Le spectacle commence dans un silence : celui d’une famille dans laquelle rien ne se passe, rien ne se dit. Le petit déjeuner est pris sans que cela soit important. La table est immense, les croissants ont l’air chaud. Et puis, il y a une présence : celle de Tartuffe, dévot dont Orgon, le chef de famille, semble s’être épris au grand dam du reste de la famille.
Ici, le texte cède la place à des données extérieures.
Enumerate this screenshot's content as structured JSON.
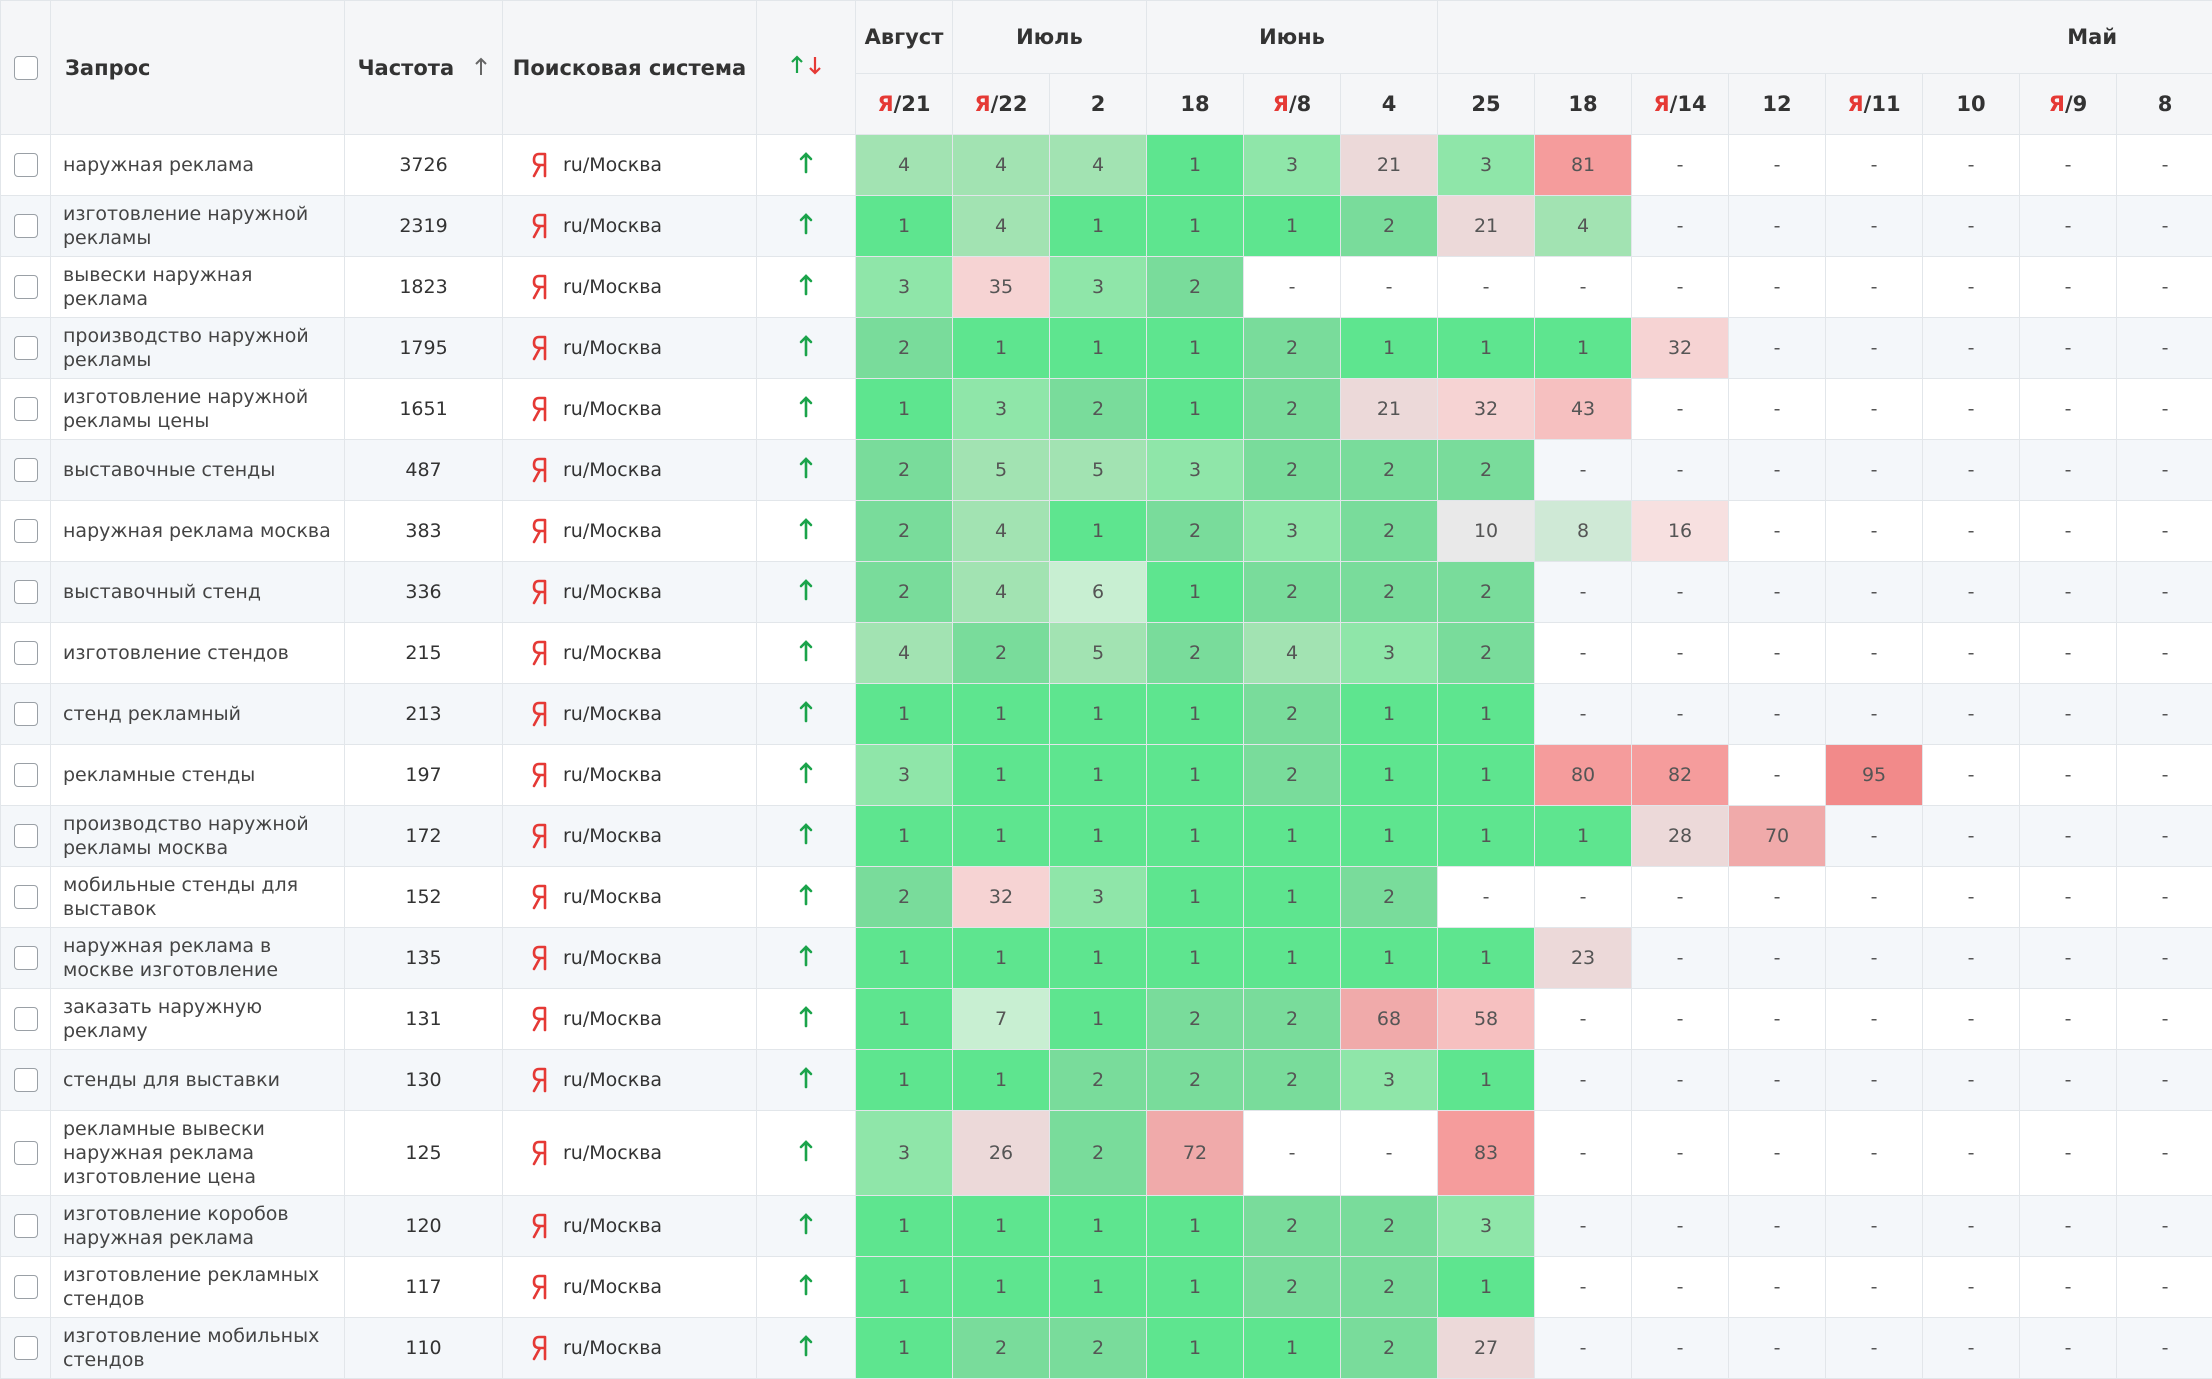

Mais quelle est la nature de cette emprise au juste ? Est-elle politique, religieuse ou amoureuse ? Aucune piste n’est donnée par Molière et c’est en ce sens que Tartuffe est une des pièces de l’auteur les plus mystérieuses, car bâtie sur un non-dit ambigu et libre de toute interprétation.
(c) Thierry Depage
Pour la mise en scène, Luc Bondy choisit la modernité : la famille est très contemporaine, Orgon étant un homme d’affaires respecté vissé à son attaché-case, son Elmire, une femme très à la page. L’appartement dépeint est également moderne : érigé sur deux niveaux, il permet d’annoncer les personnages en les faisant déambuler à l’étage. Mais qu’apporte le metteur en scène à ce texte culte ? À vrai dire pas grand-chose.
Il est bon de rappeler que ce Tartuffe-là est une reprise de celui monté à Vienne avec d’autres comédiens dans le but de remplacer le Shakespeare devant être mis en scène par un Chéreau parti trop tôt. Remplaçant au pied levé le cinéaste, Bondy s’empare du casting et reprend donc le flambeau. Doit-on parler pour autant de précipitation ? Cela serait un peu simple, mais il faut bien l’admettre : si l’ensemble est maitrisé, le rendu est malheureusement bien trop conventionnel. Tout au plus Bondy tente-t-il d’érotiser à l’extrême la relation entre Elmire et Tartuffe, mais l’intention tape une nouvelle fois à côté. Sans interprétation ni parti pris, la proposition ne décolle pas.
(c) Thierry Depage
Micha Lescot est bien évidemment parfait en Tartuffe, mais cela reste un peu facile : le jeune homme, toujours nonchalant avec cette façon si particulière de s’accaparer l’espace et la langue, s’avère une parfaite tête à claques : longiligne, mais pourtant bedonnant, sorte de Gaston Lagaffe Bourgeois Bohême à la langue lourde, il ne sort pas vraiment de ce qu’il sait faire. Clotilde Hesme quant à elle, sert une Elmire moderne et sexy, mais une fois encore, le strict minimum semble être rendu.
Seule Lorella Cravotta sort son épingle du jeu : interprétant Dorine, la servante d’Orgon, elle compose un personnage tout à la fois fort et drôle.
Le dénouement enfin, quelque peu caricatural et conventionnel, voit le sacre du jeune couple Cléante et Valère dans une nouvelle scène de repas qui expédie Tartuffe un peu trop rapidement.
Clap de fin sur une impression de « So What ? »
On l’aura compris, si le Tartuffe de Bondy s’avère précis et correctement interprété, il manque cependant cruellement de ce petit quelque chose qui caractérise l’interprétation du metteur en scène. Le spectateur a ainsi l’impression d’assister à un spectacle qui fait son travail sans grande conviction, comme un serveur qui déposerait mécaniquement les plats en regardant ailleurs. Il n’y aura pas de pourboire, malgré le bon moment passé.